Capital Goods boost industrial output
The Index of Industrial Production (IIP) grew at 7.1 per cent in December 2017 compared to 2.4 per cent in December 2016, which was affected by demonetization drive. The growth in industrial output was supported by rise in manufacturing and capital goods production.
The Central Statistics Office release IIP data which showed cumulative growth for the period April to December 2017 of 3.7 per cent over the corresponding period of the previous year. On a quarterly basis, the manufacturing sector grew 8.4 per cent, electricity sector grew 4.4 per cent, while mining showed dismal growth of 1.2 per cent as compared to December 2016. On a nine-month period basis, cumulative growth in these three sectors (April-December 2017) over the corresponding period was 3.8 per cent, 5.1 per cent and 2.8, respectively.

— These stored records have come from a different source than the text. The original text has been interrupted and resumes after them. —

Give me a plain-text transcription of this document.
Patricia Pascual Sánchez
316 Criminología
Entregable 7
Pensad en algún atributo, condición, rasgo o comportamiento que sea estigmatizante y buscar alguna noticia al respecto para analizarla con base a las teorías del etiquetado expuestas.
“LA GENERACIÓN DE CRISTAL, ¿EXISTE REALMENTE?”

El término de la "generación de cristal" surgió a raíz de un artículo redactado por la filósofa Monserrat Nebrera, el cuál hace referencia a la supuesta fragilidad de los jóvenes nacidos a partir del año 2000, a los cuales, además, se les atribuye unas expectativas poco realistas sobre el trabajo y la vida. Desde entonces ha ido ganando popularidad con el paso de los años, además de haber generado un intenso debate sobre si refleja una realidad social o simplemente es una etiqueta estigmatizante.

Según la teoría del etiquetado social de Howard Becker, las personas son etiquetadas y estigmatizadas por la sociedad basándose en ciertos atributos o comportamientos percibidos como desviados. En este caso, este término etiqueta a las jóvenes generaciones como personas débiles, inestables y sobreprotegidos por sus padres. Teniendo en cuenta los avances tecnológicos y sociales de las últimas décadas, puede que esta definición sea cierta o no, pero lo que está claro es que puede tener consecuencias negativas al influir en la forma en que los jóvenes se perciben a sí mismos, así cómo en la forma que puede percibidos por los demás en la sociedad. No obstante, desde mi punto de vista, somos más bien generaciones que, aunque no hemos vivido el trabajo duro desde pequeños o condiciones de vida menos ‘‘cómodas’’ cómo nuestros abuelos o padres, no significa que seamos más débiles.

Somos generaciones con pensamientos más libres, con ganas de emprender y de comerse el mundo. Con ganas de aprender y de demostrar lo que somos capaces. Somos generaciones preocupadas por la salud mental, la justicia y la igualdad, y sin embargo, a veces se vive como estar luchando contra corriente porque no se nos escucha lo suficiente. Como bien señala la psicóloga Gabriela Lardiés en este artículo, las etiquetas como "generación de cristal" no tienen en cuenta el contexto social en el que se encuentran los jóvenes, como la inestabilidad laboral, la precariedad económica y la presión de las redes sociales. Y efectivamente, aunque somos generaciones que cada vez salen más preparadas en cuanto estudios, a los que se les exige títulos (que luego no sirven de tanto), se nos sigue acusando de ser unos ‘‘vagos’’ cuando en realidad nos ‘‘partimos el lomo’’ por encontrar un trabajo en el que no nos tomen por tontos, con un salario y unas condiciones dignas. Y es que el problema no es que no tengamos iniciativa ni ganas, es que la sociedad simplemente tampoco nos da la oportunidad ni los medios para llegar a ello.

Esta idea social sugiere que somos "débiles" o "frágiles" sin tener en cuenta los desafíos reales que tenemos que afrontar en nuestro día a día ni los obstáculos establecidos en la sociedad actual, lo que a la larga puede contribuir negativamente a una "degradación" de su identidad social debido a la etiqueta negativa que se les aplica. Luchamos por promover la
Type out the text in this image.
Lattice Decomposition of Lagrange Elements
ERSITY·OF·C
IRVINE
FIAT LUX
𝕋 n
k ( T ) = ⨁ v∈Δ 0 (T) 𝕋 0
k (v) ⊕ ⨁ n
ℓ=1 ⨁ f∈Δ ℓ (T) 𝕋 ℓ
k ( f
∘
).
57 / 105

Of the 23 industry groups, 16 industries in the manufacturing sector have shown positive growth during the month of December 2017. Manufacture of other transport equipment showed the highest growth of 38.3 per cent, followed pharmaceuticals, medicinal chemical and botanical products at 33.6 per cent and production of computer, electronic and optical products grew at 29.8 per cent. While manufacture of tobacco products showed a negative growth of 28.2 per cent.

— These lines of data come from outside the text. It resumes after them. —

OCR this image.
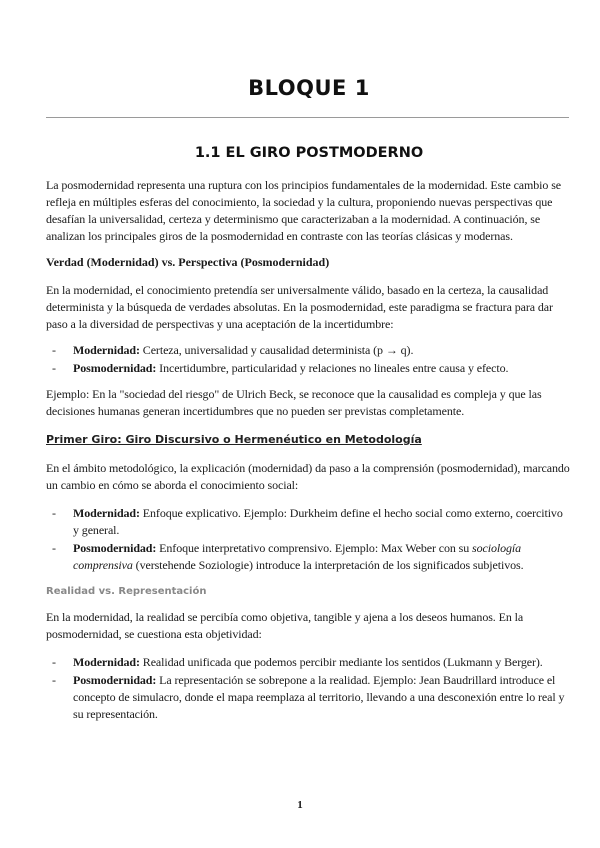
BLOQUE 1
1.1 EL GIRO POSTMODERNO

La posmodernidad representa una ruptura con los principios fundamentales de la modernidad. Este cambio se refleja en múltiples esferas del conocimiento, la sociedad y la cultura, proponiendo nuevas perspectivas que desafían la universalidad, certeza y determinismo que caracterizaban a la modernidad. A continuación, se analizan los principales giros de la posmodernidad en contraste con las teorías clásicas y modernas.

Verdad (Modernidad) vs. Perspectiva (Posmodernidad)

En la modernidad, el conocimiento pretendía ser universalmente válido, basado en la certeza, la causalidad determinista y la búsqueda de verdades absolutas. En la posmodernidad, este paradigma se fractura para dar paso a la diversidad de perspectivas y una aceptación de la incertidumbre:

- Modernidad: Certeza, universalidad y causalidad determinista (p → q).
- Posmodernidad: Incertidumbre, particularidad y relaciones no lineales entre causa y efecto.

Ejemplo: En la "sociedad del riesgo" de Ulrich Beck, se reconoce que la causalidad es compleja y que las decisiones humanas generan incertidumbres que no pueden ser previstas completamente.

Primer Giro: Giro Discursivo o Hermenéutico en Metodología

En el ámbito metodológico, la explicación (modernidad) da paso a la comprensión (posmodernidad), marcando un cambio en cómo se aborda el conocimiento social:

- Modernidad: Enfoque explicativo. Ejemplo: Durkheim define el hecho social como externo, coercitivo y general.
- Posmodernidad: Enfoque interpretativo comprensivo. Ejemplo: Max Weber con su sociología comprensiva (verstehende Soziologie) introduce la interpretación de los significados subjetivos.

Realidad vs. Representación

En la modernidad, la realidad se percibía como objetiva, tangible y ajena a los deseos humanos. En la posmodernidad, se cuestiona esta objetividad:

- Modernidad: Realidad unificada que podemos percibir mediante los sentidos (Lukmann y Berger).
- Posmodernidad: La representación se sobrepone a la realidad. Ejemplo: Jean Baudrillard introduce el concepto de simulacro, donde el mapa reemplaza al territorio, llevando a una desconexión entre lo real y su representación.
1
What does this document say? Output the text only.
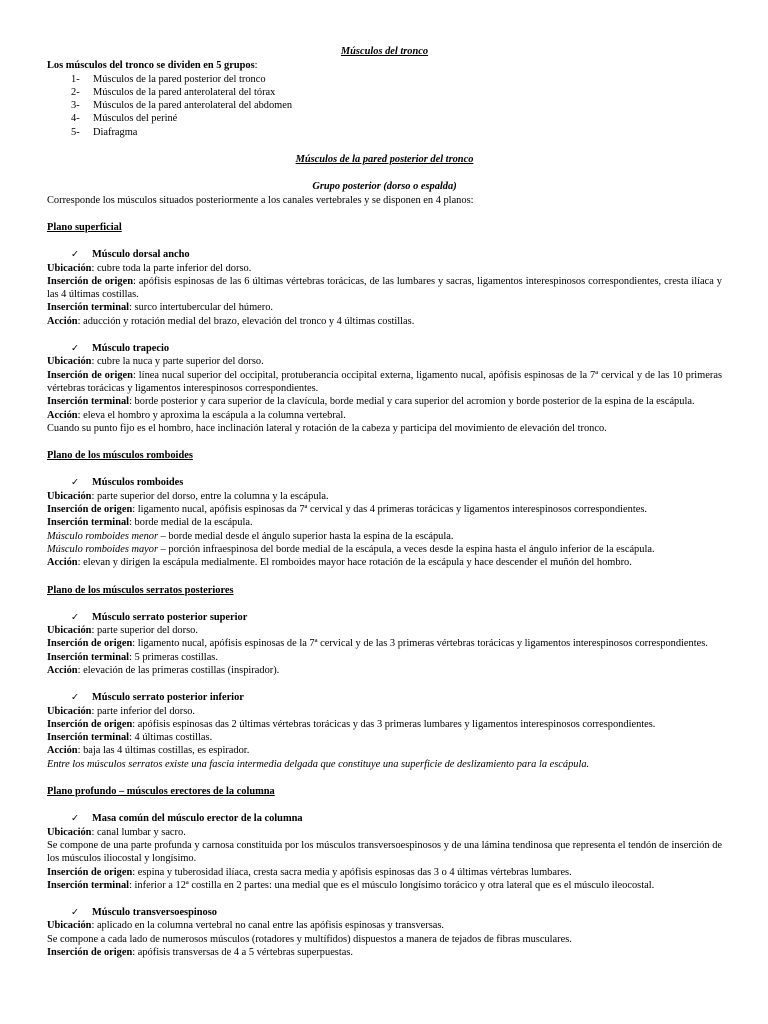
Músculos del tronco
Los músculos del tronco se dividen en 5 grupos:
1-	Músculos de la pared posterior del tronco
2-	Músculos de la pared anterolateral del tórax
3-	Músculos de la pared anterolateral del abdomen
4-	Músculos del periné
5-	Diafragma
Músculos de la pared posterior del tronco
Grupo posterior (dorso o espalda)

Corresponde los músculos situados posteriormente a los canales vertebrales y se disponen en 4 planos:

Plano superficial
✓ Músculo dorsal ancho

Ubicación: cubre toda la parte inferior del dorso.

Inserción de origen: apófisis espinosas de las 6 últimas vértebras torácicas, de las lumbares y sacras, ligamentos interespinosos correspondientes, cresta ilíaca y las 4 últimas costillas.

Inserción terminal: surco intertubercular del húmero.

Acción: aducción y rotación medial del brazo, elevación del tronco y 4 últimas costillas.

✓ Músculo trapecio

Ubicación: cubre la nuca y parte superior del dorso.

Inserción de origen: línea nucal superior del occipital, protuberancia occipital externa, ligamento nucal, apófisis espinosas de la 7ª cervical y de las 10 primeras vértebras torácicas y ligamentos interespinosos correspondientes.

Inserción terminal: borde posterior y cara superior de la clavícula, borde medial y cara superior del acromion y borde posterior de la espina de la escápula.

Acción: eleva el hombro y aproxima la escápula a la columna vertebral.

Cuando su punto fijo es el hombro, hace inclinación lateral y rotación de la cabeza y participa del movimiento de elevación del tronco.

Plano de los músculos romboides
✓ Músculos romboides

Ubicación: parte superior del dorso, entre la columna y la escápula.

Inserción de origen: ligamento nucal, apófisis espinosas da 7ª cervical y das 4 primeras torácicas y ligamentos interespinosos correspondientes.

Inserción terminal: borde medial de la escápula.

Músculo romboides menor – borde medial desde el ángulo superior hasta la espina de la escápula.

Músculo romboides mayor – porción infraespinosa del borde medial de la escápula, a veces desde la espina hasta el ángulo inferior de la escápula.

Acción: elevan y dirigen la escápula medialmente. El romboides mayor hace rotación de la escápula y hace descender el muñón del hombro.

Plano de los músculos serratos posteriores
✓ Músculo serrato posterior superior

Ubicación: parte superior del dorso.

Inserción de origen: ligamento nucal, apófisis espinosas de la 7ª cervical y de las 3 primeras vértebras torácicas y ligamentos interespinosos correspondientes.

Inserción terminal: 5 primeras costillas.

Acción: elevación de las primeras costillas (inspirador).

✓ Músculo serrato posterior inferior

Ubicación: parte inferior del dorso.

Inserción de origen: apófisis espinosas das 2 últimas vértebras torácicas y das 3 primeras lumbares y ligamentos interespinosos correspondientes.

Inserción terminal: 4 últimas costillas.

Acción: baja las 4 últimas costillas, es espirador.

Entre los músculos serratos existe una fascia intermedia delgada que constituye una superficie de deslizamiento para la escápula.

Plano profundo – músculos erectores de la columna
✓ Masa común del músculo erector de la columna

Ubicación: canal lumbar y sacro.

Se compone de una parte profunda y carnosa constituida por los músculos transversoespinosos y de una lámina tendinosa que representa el tendón de inserción de los músculos iliocostal y longísimo.

Inserción de origen: espina y tuberosidad ilíaca, cresta sacra media y apófisis espinosas das 3 o 4 últimas vértebras lumbares.

Inserción terminal: inferior a 12ª costilla en 2 partes: una medial que es el músculo longísimo torácico y otra lateral que es el músculo ileocostal.

✓ Músculo transversoespinoso

Ubicación: aplicado en la columna vertebral no canal entre las apófisis espinosas y transversas.

Se compone a cada lado de numerosos músculos (rotadores y multífidos) dispuestos a manera de tejados de fibras musculares.

Inserción de origen: apófisis transversas de 4 a 5 vértebras superpuestas.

On a use-based classification, Capital goods grew at 16.4 per cent in December 2017 on YoY basis, while Intermediate goods and Infrastructure/Construction goods grew by over 6 per cent. Some important item groups that showed high positive YoY growth include Bodies of trucks, lorries and trailers at 254.1 per cent, API & formulations of hypolipidemic agents, anti-hypertensive 250.4 per cent, Shipbuilding and parts 144.1 per cent, Digestive enzymes and antacids 88.4%, Meters (electric and non-electric) 77.1 per cent, Lab equipment like separators, decanter centrifuge 67.8 per cent, Axle 48.7 per cent, Commercial Vehicle 40.6 per cent, Two-wheelers 36.0 per cent and Cement 20.4 per cent.